Monday, March 22, 2010

Distinct Communion with the Father, with the Son, and with the Holy Spirit

Moving on through chapter 2 of part 1 of Owen's On Communion with God, Owen discusses and provides scriptural support for distinct communion with the Father, with the Son, and with the Holy Spirit.

Of the Father, for example, he says:  "He gives testimony unto . . . his Son: 'This is the witness of God, that he has testified of his Son' (1 Jn. 5:9).  In his bearing witness he is the object of belief.  When he gives testimony (which he does as the Father, because he does it of the Son), he is to be received in it by faith. . . .  To believe on the Son of God . . . is to receive the Lord Jesus as the Son, the Son given unto us, for all the ends of the Father's love, upon the credit of the Father's testimony; and, therefore, therein is faith immediately acted on the Father."

Of the Son.  Owen cites first Jn. 14:1: "'You believe in God,' says Christ, 'believe also in me'--believe also, act faith distinctly on me; faith divine, supernatural, that faith whereby you believe in God, that is, the Father."  And then he gives numerous other texts including Rev. 1:5-6; 5:8, 13-14, where the Lamb is worshipped distinctly along with Father.  He also cites Acts 7:59-60, where dying martyr Stephen says, "Lord Jesus, receive my spirit," and "Lord, lay not this sin to their charge."  See also 1 Cor. 1:2, where the saints are defined as those who call on the name of the Lord Jesus. 

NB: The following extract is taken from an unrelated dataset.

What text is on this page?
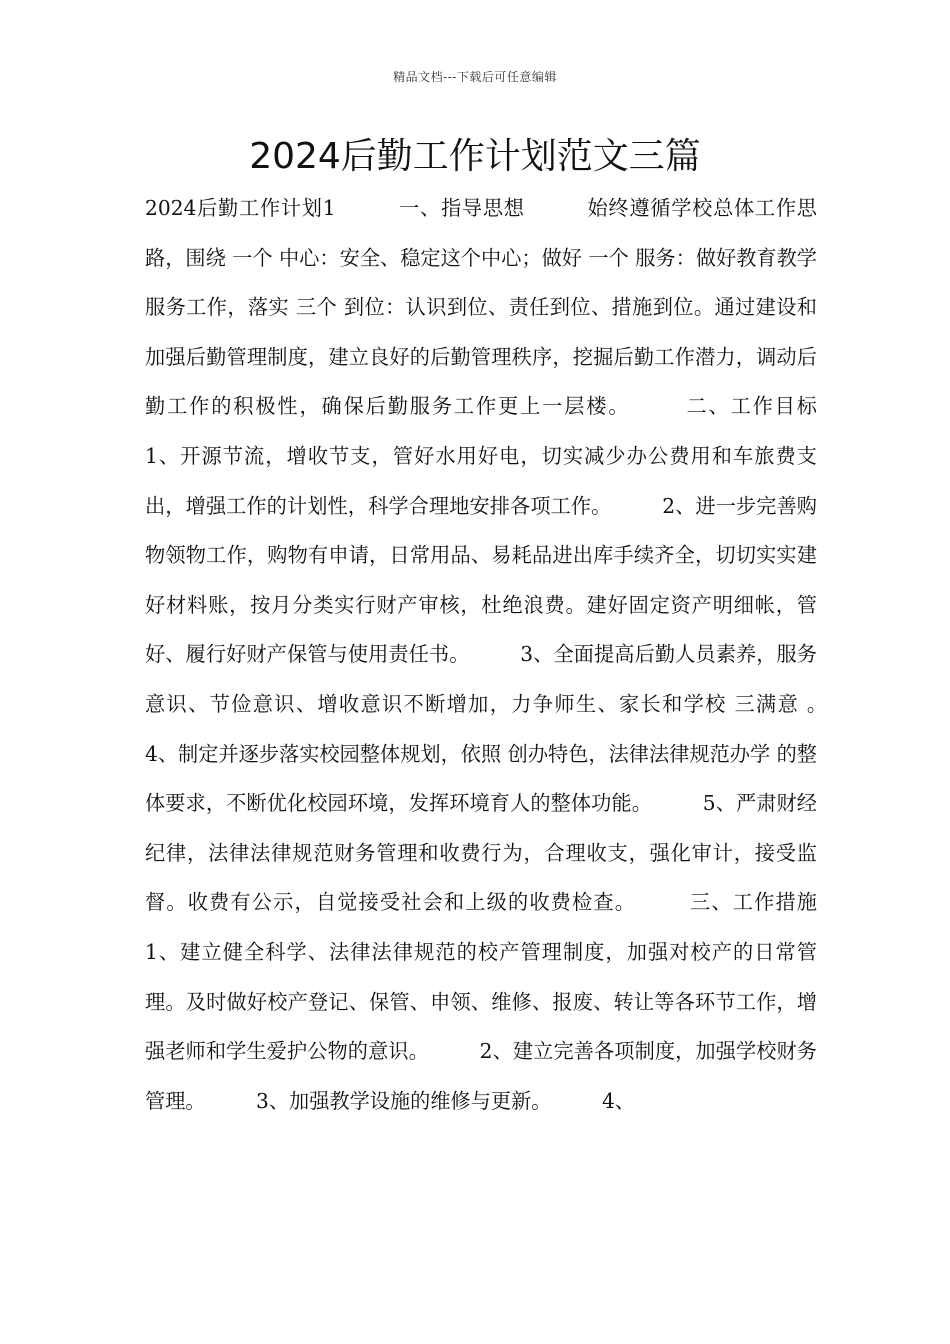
精品文档---下载后可任意编辑
2024后勤工作计划范文三篇

2024后勤工作计划1　　　一、指导思想　　　始终遵循学校总体工作思路，围绕 一个 中心：安全、稳定这个中心；做好 一个 服务：做好教育教学服务工作，落实 三个 到位：认识到位、责任到位、措施到位。通过建设和加强后勤管理制度，建立良好的后勤管理秩序，挖掘后勤工作潜力，调动后勤工作的积极性，确保后勤服务工作更上一层楼。　　　二、工作目标　　　1、开源节流，增收节支，管好水用好电，切实减少办公费用和车旅费支出，增强工作的计划性，科学合理地安排各项工作。　　　2、进一步完善购物领物工作，购物有申请，日常用品、易耗品进出库手续齐全，切切实实建好材料账，按月分类实行财产审核，杜绝浪费。建好固定资产明细帐，管好、履行好财产保管与使用责任书。　　　3、全面提高后勤人员素养，服务意识、节俭意识、增收意识不断增加，力争师生、家长和学校 三满意 。　　　4、制定并逐步落实校园整体规划，依照 创办特色，法律法律规范办学 的整体要求，不断优化校园环境，发挥环境育人的整体功能。　　　5、严肃财经纪律，法律法律规范财务管理和收费行为，合理收支，强化审计，接受监督。收费有公示，自觉接受社会和上级的收费检查。　　　三、工作措施　　　1、建立健全科学、法律法律规范的校产管理制度，加强对校产的日常管理。及时做好校产登记、保管、申领、维修、报废、转让等各环节工作，增强老师和学生爱护公物的意识。　　　2、建立完善各项制度，加强学校财务管理。　　　3、加强教学设施的维修与更新。　　　4、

Of the Holy Spirit, one text will suffice:  "The grace of the Lord Jesus Christ and the love of God and the communion of the Holy Spirit be with you all" (2 Cor. 13:4).  Here, I believe, the communion of the Spirit means the fellowship of the saints under the Spirit's sweet influence and by the communication of himself from the fountain which is the grace of the Lord Jesus and love of God. 

Owen then speaks of distinct communion from each person of the Trinity.  He shows the Trinity communicating both jointly and distinctly to the churches of first-century Asia minor and thence to the Church universal.  In Rev. 1:4-5 we read:  "Grace to you and peace from him who is and who was and who is to come, and from the seven spirits [an apocalyptic way of referring to the one Holy Spirit who is all-powerful and all-knowing and the fullness of God's gift to us] who are before his throne, and from Jesus Christ the faithful witness, the firstborn of the dead, and the ruler of the kings of the earth."  Notice here that grace and peace are prayed for by John as coming from each person of the Trinity, but coming from the whole Trinity, that is to say, from God who is a unity.  There is both a distinguishing and joining here in the communication of divine grace and peace.

This gives a flavor of the contents of this portion of the book.  It is the stuff of a joyful, glad, grateful, and full heart.  This is what might be called interpersonal doctrine in the heights, the sort of thing that makes a sinner-turned-saint sing and dance till he well nigh faints.  Oh blessed Trinity!  All praise be to you--Father, Son, and Holy Spirit, the three-in-one and one-in-three!